Embracing a New Perspective
The transition to this new fitness regimen wasn’t just about changing exercises and adopting a new perspective on health and wellness. Initially, it was challenging to let go of the mindset that ‘more is better.’ However, I learned to appreciate the value of moderation and the importance of listening to my body.
Walking, often underrated in fitness circles, became a cornerstone of my new routine. It offered me a way to stay active without overstressing my body. Studies have shown that regular walking can significantly improve cardiovascular health and maintain a healthy weight, especially during menopause. Plus, the simplicity and accessibility of walking made it an easy habit to maintain.
Strength Training
Integrating strength training was initially intimidating. But as I learned more and experienced its benefits, I loved it. Not only did it help in maintaining muscle mass, but it also played a critical role in bone health, which is particularly important as the risk of osteoporosis increases after menopause. Research in the ‘Journal of Bone and Mineral Research’ supports this, indicating that regular strength training can improve bone density in postmenopausal women.
Balancing HIIT and Cardio
While I reduced the intensity of my workouts, I didn’t eliminate HIIT and cardio. I found a balance by limiting these sessions to short durations. This approach aligns with findings from the ‘Journal of Sport and Health Science,’ which suggest moderate-intensity exercise can be more beneficial than high-intensity exercise for menopausal women, particularly in managing symptoms and improving mental health.
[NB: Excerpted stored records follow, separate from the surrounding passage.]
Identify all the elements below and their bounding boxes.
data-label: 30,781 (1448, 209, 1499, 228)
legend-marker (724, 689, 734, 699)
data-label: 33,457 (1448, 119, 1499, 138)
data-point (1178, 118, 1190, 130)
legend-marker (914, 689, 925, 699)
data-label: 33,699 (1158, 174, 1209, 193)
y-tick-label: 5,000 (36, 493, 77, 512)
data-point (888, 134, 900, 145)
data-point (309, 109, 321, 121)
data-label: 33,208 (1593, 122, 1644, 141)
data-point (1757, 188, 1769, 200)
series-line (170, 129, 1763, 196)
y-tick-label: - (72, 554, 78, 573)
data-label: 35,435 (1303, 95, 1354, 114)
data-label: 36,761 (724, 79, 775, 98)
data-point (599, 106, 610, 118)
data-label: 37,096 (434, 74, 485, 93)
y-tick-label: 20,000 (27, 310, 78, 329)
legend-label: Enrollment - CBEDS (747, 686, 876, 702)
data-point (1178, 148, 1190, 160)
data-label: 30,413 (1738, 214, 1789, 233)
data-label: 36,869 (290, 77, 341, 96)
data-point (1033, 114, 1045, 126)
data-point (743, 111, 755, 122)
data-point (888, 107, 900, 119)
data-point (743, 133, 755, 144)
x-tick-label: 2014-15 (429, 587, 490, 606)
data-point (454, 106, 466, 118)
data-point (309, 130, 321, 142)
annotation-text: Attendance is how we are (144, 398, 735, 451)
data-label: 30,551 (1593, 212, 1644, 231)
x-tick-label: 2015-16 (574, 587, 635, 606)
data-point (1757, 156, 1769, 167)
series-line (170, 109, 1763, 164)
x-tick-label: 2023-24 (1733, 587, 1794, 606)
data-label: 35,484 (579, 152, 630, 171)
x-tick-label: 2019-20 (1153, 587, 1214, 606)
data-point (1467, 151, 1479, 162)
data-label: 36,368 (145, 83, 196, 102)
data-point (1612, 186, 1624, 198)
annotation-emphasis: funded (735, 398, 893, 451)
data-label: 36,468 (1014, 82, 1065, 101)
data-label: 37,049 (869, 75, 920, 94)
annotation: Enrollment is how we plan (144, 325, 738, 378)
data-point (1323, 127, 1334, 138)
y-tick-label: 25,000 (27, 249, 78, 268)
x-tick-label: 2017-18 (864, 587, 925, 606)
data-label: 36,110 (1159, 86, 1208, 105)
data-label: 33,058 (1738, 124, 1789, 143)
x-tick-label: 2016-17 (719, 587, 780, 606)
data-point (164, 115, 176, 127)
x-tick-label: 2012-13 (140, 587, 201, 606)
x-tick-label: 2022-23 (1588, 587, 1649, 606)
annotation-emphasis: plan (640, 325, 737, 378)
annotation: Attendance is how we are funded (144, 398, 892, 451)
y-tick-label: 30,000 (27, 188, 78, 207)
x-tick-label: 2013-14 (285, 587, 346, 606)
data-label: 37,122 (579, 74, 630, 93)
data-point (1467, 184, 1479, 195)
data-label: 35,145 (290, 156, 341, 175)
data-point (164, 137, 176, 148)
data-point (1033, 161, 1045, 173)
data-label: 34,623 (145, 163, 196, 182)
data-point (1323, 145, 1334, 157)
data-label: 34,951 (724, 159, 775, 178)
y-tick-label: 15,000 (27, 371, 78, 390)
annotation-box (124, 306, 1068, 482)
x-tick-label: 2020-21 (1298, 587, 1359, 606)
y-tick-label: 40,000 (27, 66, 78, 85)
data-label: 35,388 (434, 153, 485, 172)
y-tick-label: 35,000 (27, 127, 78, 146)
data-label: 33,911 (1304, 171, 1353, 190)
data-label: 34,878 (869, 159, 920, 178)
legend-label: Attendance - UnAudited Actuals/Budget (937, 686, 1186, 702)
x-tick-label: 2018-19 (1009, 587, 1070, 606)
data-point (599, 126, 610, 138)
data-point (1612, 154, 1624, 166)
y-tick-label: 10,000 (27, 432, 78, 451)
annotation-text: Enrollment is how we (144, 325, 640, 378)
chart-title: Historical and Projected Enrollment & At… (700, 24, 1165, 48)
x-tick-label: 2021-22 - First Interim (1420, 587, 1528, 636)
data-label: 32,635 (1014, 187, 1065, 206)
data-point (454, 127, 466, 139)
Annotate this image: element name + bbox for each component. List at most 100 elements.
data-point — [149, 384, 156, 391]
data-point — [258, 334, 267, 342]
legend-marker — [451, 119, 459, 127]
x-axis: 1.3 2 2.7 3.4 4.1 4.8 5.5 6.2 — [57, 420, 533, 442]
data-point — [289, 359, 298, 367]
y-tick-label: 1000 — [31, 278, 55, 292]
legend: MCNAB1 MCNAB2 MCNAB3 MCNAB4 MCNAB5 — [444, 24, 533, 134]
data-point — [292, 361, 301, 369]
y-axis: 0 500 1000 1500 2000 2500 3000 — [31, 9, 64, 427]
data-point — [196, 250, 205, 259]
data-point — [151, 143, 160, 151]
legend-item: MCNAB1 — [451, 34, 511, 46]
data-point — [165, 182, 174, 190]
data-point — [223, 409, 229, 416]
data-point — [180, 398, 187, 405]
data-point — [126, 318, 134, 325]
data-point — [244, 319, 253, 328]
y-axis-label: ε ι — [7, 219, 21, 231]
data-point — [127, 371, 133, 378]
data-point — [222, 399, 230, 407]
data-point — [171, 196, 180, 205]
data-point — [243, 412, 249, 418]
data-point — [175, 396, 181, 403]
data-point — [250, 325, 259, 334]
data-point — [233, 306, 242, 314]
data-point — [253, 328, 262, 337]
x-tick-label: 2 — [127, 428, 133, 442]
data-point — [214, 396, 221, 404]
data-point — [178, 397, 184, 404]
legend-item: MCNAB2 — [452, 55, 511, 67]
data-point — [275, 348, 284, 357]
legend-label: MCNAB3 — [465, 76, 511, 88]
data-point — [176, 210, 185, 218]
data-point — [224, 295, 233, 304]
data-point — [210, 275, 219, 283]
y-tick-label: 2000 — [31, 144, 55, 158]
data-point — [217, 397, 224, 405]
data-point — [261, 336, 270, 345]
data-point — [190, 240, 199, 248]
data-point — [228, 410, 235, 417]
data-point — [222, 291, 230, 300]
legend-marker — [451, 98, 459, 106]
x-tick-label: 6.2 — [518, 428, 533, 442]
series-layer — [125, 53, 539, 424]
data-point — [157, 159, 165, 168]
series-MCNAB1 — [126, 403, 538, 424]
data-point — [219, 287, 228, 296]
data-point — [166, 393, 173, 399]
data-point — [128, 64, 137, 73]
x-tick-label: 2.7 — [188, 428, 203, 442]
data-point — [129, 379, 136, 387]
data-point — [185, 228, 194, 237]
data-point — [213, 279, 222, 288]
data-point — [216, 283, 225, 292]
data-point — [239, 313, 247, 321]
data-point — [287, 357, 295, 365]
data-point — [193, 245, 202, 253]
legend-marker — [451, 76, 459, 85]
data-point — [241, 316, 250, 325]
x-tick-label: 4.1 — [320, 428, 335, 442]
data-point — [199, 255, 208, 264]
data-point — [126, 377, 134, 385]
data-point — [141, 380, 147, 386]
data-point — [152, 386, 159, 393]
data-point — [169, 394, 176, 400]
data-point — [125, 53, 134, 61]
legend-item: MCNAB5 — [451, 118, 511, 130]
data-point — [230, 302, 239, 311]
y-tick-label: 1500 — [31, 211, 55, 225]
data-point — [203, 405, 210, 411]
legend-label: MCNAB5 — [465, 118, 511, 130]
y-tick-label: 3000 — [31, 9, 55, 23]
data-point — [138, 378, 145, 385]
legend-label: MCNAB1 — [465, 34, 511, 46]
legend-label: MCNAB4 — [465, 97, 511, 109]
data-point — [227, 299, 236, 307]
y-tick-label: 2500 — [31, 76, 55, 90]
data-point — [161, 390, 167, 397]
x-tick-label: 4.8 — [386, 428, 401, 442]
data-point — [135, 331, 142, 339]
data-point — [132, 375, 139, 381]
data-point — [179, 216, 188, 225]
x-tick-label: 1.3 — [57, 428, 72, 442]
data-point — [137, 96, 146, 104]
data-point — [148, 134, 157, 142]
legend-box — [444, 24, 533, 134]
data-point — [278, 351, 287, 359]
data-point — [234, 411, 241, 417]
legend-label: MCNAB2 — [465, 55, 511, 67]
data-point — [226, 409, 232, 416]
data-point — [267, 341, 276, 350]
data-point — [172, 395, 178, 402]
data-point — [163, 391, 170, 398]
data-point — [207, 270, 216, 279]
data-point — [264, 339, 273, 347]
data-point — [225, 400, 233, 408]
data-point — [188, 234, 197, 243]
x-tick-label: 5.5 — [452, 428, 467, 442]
The Importance of Rest Days
Embracing rest days was a crucial part of my new routine. These days allowed my body to recover and helped prevent the inflammation I previously struggled with. Rest days are not just about physical recovery; they are also essential for mental health. Research in the ‘Journal of Sports Science and Medicine’ shows that adequate rest is crucial for psychological well-being and can help prevent burnout.
Nutrition and Hydration
Alongside changing my workout routine, I also focused on improving my nutrition and hydration. Eating a balanced diet rich in calcium, vitamin D, and protein became essential for supporting my workouts and overall health. Staying well-hydrated, especially during and after workouts, was equally important.
Personal Growth
This journey was not just about physical transformation. It was also a period of immense personal growth. I learned to be kinder to myself, to celebrate small victories, and to be patient with my body’s response to exercise. I found strength in sharing my experiences with others going through similar changes. The support and understanding of a community can be incredibly empowering.
Final Thoughts
My fitness transformation during menopause is more than a personal story; it’s a narrative that resonates with many women undergoing similar experiences. It highlights the importance of adapting our fitness routines as we age and our bodies change.
My menopause fitness shift was a discovery, adaptation, and acceptance journey. It taught me the importance of balance, the power of listening to my body, and the value of a supportive community. I hope my story inspires others to approach their fitness journey with patience, understanding, and self-compassion. Remember, every step you take towards understanding and adapting to your body’s needs is a step toward better health and well-being.